Going It Alone

Going It Alone

From Paul Zarzyski, one of Montana’s most distinguished, respected, and consistently entertaining poets, comes “Going It Alone,” his first collection in eight years. Best known-from Elko to Reno, from Monterey to Melbourne, from London to Swansea, Missoula to BUTTE!-for his wild-ride “rodeo poetry” deliveries across both the page and the stage, Zarzyski now harkens back to his Richard Hugo literary wellspring to fuel his ventures into fresh poetic wildernesses. Lyrical and outrageous, controversial and heartbreaking, humorous and poignant, “Going It Alone” is destined to become one of the most original and expansive collections of poetry published in the West this, or any other, year.

Book Information

Dimensions: 6 x 9
Price: $19.95
Release Date: April 30, 2022

Praise for Previous Works

Mr. Zarzyski alternates between bluster and lyricism. For the former, he uses lopingly metered stanzas and punch-drunk, self-mythologizing bravura…But he proves equally adept at meditative free verse…”
— Megan Harlan, The New York Times Book Review

“In prose literature there are labels such as as ‘Kafka-esque’ and ‘Hemingway-esque.’ In cowboy poetry there is, or ought to be, ‘Zarzyski-esque’ No other ‘esques’ come close.”
— Jesse Mullins, American Cowboy

“Paul Zarzyski’s poems will break your heart—and then turn right around and mend it. He looks pain squarely in the eye, takes its measure, and counters it with tenderness and wisdom, all in language that should be set to music…”
— Ed McClanahan, Author of The Natural Man

About Paul Zarzyski

Paul ZarzyskiPaul Zarzyski—recipient of the 2005 Montana Governor’s Arts Award for Literature and author of a dozen collections, including this third volume from Bangtail Press—has written poetry for fifty years. In the early 1970s, while studying with Richard Hugo, Madeline DeFrees, Quinton Duval and Gary Thompson in the Master of Fine Arts Creative Writing Program at the University of Montana, he chanced upon rodeo, bareback bronc riding, a passion that seeped osmotically into his work. His first full collection, The Make-Up of Ice (University of Georgia Press, 1984), is divided into two sections, the opener set in Montana, while the closer is set in his childhood home ground, Hurley, Wisconsin. This pull between the West and Midwest continues to this day, as he returns often to the very same home (albeit in the sad absence of his parents) to write in the very same kitchen where his mother “dribbled just a little” coffee into his baby bottle, she confessed decades later, after her infant son vigorously tugged at her cup with glee.
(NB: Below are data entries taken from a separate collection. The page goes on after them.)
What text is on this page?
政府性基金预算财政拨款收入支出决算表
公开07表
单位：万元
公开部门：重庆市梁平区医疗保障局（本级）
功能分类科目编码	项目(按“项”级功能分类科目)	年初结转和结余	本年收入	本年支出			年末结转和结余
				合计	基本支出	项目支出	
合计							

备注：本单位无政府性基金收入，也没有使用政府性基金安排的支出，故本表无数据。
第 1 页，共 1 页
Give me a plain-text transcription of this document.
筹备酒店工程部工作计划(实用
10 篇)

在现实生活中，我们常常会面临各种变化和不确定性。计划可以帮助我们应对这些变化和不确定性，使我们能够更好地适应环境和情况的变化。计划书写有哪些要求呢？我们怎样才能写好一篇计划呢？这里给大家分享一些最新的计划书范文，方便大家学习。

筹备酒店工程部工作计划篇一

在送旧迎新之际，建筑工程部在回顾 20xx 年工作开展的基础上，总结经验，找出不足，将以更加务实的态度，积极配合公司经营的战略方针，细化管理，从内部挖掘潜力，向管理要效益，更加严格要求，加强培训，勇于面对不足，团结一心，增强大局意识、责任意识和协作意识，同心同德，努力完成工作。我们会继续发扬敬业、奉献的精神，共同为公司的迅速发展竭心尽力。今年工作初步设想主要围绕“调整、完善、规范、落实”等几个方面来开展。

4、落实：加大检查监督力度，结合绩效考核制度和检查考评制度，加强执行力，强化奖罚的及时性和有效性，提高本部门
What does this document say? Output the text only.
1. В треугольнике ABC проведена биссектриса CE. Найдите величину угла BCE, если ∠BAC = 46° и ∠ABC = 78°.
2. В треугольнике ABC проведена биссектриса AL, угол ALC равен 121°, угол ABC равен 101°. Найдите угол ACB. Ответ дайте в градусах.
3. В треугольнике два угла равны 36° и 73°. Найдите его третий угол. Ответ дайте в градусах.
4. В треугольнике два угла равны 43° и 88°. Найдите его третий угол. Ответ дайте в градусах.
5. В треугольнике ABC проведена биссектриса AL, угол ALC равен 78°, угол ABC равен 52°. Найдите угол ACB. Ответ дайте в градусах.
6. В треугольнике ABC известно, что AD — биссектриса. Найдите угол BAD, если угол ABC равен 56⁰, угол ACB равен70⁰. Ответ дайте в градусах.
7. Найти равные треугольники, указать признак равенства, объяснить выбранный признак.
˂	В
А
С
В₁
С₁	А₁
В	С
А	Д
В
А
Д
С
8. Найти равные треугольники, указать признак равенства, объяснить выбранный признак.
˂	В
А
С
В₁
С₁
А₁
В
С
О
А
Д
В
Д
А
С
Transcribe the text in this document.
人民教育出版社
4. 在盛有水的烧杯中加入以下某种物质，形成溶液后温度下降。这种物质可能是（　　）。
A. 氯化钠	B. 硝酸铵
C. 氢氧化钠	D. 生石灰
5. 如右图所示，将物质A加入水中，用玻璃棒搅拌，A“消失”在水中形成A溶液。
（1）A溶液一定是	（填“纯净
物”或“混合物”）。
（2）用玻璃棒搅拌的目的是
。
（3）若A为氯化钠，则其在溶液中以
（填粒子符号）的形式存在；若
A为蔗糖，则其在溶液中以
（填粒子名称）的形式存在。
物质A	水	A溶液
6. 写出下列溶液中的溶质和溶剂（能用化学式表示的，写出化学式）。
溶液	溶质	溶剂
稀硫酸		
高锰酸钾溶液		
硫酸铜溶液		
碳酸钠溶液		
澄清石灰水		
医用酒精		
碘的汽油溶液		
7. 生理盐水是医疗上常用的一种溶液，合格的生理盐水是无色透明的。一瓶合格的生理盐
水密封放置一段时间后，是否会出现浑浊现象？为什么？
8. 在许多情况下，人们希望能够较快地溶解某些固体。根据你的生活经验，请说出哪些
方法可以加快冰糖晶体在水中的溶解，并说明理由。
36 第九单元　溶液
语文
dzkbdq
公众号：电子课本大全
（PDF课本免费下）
In light of his early affinity for caffeine sipped in the midst of his immigrant mother’s symphonic Italian nursery-rhyme lilts, in the midst of his Polish iron-ore-miner/outdoorsman/WWII Veteran father’s animated storytelling patina’d in visceral vernacular, Paul had little choice but to become a blue-collar poet. Moreover, his work has been welcomed into the Cowboy Poetry folk tradition, highlighted by the annual “National Gathering” in Elko, Nevada, where Paul has performed for 34 consecutive years.

As novelist James Welch wrote, “Paul Zarzyski is a man of many hats—fisherman, bronc rider, son, worker, lover. From the white heat of his rodeo arenas to the calm lakes and clear streams of all our lives, this poet captures experience the way a bear goes after salmon—with confidence and patience, with intensity and purpose….”

Today, Paul is focused most pensively, albeit every bit as evocatively, on the closing seconds of his lifetime ride aboard this spinning, orbiting bucking horse orb, a ride he hopes to finish on a gravity-less note out into what he dubs “The Musical Universe of Creativity’s Infinities.” Writing more and more in praise of the remaining wilds of our beloved Mother Ship and his affections for the intricacies and mysteries of Her diverse life forms, “our fellow soulful beings,” Paul relinquishes all distinctions, labels, stereotypes—folk art to fine art, literati to lariati—save one: Human Being Poet of, and humbled by, “The Glorious Commotion of it All.”